Mais votre approche m’a vraiment éclairée sur ces philosophies qui ont nourri mon propre parcours d’étudiante, et la réflexion en France à cette époque. Les auteurs que vous parcourez notamment Deleuze, Bataille, Blanchot, Foucault … étaient le passage obligé des étudiants de philosophie, dans le sillage de la philosophie à coups de marteau de Nietzsche. 

Or, en revenant à la source de la philosophie bergsonienne qui a influencé en France tout le XXeme siècle, vous montrez que ces philosophies reviennent bien à l’expérience mais en introduisant un nouveau dualisme et finalement une nouvelle métaphysique. 

La lecture de votre livre a constitué pour moi un éclairage extrêmement efficace (votre écriture est limpide) sur une certaine « ambiance » philosophique (si je peux m’exprimer ainsi) qui a prévalu dans l’enseignement philosophique universitaire en France. Il s’agit en effet de mettre en valeur des expériences exceptionnelles, absolutisées et différenciées des autres, par leur caractère radical, extrême ; mais ce qui est supposé, c’est que ces expériences seraient plus belles ou en tout cas plus intenses, et nous apporteraient plus que toutes les autres. 

Vous utilisez ainsi le concept « d’empirisme métaphysique » (c’est un oxymore que vous allez sans doute nous expliquer), à savoir un recours à l’expérience mais qui rétablit une hiérarchie de valeur entre les expériences ; cette « faim d’abîme » comme l’écrit Betty Rojtman, cette recherche de ces expériences radicales, de ces épreuves limites, semblant définir la philosophie elle-même. 

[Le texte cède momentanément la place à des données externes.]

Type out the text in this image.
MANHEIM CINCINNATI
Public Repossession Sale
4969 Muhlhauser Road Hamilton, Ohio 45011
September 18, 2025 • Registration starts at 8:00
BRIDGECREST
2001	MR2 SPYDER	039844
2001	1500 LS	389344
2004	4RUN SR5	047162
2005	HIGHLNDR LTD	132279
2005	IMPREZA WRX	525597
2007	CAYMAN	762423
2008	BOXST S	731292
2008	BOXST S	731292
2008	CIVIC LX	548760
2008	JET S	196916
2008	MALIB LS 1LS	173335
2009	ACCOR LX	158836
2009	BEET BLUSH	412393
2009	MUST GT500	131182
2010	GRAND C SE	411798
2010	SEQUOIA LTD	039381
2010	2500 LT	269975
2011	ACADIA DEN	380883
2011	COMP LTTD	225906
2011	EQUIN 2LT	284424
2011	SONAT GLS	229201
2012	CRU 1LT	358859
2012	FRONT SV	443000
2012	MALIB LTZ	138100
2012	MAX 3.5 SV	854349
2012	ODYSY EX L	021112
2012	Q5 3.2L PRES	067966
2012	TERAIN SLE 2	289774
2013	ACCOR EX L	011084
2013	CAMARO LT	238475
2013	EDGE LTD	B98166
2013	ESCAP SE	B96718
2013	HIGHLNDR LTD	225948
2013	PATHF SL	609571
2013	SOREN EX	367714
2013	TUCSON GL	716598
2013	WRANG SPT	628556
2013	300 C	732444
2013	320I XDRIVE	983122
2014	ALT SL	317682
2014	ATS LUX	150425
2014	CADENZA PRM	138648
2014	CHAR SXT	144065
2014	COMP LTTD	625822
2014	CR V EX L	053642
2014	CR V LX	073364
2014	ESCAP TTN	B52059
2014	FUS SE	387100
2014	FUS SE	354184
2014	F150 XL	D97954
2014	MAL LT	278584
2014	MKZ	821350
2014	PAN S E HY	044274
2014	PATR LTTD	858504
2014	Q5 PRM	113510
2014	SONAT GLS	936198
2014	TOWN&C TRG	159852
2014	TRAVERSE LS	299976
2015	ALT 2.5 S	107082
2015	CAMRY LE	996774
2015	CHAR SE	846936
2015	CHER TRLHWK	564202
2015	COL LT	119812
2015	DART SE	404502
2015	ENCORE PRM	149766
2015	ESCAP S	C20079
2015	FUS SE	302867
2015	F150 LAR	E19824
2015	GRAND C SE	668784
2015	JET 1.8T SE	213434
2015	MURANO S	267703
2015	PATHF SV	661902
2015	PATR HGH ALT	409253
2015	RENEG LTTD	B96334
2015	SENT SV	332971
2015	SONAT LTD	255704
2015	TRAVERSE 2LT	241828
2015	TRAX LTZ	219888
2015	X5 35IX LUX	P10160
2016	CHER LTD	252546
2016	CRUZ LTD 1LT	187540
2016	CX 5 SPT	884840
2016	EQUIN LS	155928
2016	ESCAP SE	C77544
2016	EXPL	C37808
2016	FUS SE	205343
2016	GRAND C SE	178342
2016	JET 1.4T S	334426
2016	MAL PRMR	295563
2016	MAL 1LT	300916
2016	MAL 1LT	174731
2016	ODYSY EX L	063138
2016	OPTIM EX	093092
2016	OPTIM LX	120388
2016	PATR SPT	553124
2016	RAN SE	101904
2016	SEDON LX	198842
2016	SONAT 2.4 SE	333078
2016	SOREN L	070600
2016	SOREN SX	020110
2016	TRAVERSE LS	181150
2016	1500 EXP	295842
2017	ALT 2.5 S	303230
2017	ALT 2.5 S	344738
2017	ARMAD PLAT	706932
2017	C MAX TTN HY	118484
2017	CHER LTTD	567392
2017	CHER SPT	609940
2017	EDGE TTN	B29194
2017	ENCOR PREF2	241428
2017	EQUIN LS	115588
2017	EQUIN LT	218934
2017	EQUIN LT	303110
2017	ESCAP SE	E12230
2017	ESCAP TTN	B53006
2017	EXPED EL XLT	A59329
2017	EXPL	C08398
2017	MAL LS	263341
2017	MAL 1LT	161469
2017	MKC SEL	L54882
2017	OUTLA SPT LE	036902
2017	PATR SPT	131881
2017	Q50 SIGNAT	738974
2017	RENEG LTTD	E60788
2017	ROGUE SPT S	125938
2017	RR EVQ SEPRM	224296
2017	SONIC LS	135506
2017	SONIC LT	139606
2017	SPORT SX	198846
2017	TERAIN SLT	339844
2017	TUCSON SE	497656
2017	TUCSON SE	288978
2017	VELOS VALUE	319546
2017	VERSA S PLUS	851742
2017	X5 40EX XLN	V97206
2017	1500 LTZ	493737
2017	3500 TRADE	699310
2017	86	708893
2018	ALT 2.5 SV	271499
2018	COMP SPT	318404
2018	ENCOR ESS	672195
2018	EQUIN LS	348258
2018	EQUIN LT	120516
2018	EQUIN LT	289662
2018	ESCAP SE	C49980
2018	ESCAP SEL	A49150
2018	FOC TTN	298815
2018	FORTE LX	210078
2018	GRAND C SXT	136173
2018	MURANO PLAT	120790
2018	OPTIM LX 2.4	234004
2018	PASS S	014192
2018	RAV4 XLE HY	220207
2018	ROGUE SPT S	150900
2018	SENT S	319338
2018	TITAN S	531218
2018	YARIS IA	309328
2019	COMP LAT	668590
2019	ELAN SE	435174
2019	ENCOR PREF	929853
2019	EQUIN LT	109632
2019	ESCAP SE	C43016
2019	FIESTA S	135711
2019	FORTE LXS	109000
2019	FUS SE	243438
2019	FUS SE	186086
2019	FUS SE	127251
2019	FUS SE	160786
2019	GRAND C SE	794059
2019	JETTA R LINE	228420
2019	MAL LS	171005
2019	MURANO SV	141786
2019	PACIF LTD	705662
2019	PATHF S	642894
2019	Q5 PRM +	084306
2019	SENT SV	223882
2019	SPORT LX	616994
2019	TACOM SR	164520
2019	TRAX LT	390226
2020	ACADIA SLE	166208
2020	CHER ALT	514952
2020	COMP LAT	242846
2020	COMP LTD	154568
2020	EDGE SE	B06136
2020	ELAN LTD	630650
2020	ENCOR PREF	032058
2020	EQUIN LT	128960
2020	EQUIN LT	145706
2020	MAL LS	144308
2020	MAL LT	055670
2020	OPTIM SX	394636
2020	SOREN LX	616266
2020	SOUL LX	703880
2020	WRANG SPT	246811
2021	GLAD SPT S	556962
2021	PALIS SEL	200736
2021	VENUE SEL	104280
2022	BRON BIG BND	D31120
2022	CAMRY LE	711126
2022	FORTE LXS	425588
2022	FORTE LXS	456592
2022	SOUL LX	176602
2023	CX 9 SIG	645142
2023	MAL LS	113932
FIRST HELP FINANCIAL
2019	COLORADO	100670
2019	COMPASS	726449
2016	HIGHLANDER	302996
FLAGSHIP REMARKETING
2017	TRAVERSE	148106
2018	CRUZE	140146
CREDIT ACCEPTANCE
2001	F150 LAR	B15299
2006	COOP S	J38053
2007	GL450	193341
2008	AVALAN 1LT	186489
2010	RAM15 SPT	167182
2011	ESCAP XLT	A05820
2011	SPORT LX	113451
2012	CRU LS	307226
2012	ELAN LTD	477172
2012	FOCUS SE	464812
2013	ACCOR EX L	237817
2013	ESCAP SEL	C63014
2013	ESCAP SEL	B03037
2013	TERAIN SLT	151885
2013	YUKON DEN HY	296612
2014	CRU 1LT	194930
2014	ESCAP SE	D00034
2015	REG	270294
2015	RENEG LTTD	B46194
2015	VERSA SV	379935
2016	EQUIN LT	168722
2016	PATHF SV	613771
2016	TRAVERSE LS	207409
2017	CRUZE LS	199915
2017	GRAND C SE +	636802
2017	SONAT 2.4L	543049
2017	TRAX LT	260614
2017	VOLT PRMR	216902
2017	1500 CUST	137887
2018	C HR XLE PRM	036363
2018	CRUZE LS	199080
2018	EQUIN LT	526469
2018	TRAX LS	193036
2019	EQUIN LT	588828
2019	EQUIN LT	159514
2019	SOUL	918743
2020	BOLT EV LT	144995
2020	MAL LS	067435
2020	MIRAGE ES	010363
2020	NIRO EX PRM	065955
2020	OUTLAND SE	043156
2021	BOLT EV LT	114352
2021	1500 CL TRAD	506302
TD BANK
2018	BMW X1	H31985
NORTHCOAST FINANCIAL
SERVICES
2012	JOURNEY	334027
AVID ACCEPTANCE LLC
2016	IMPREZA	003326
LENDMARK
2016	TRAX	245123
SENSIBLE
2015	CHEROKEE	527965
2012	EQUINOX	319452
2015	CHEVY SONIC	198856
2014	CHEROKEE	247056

Vous annoncez pourtant un programme alternatif à l’empirisme métaphysique, en accord avec la citation de Richard Rorty que vous placez en exergue du livre : mais ce sera l’objet de votre prochain livre. 

Je vous laisse la parole. 

Mireille Coulomb, (ancienne professeure de Khâgne au Lycée Claude Fauriel de Saint-Etienne).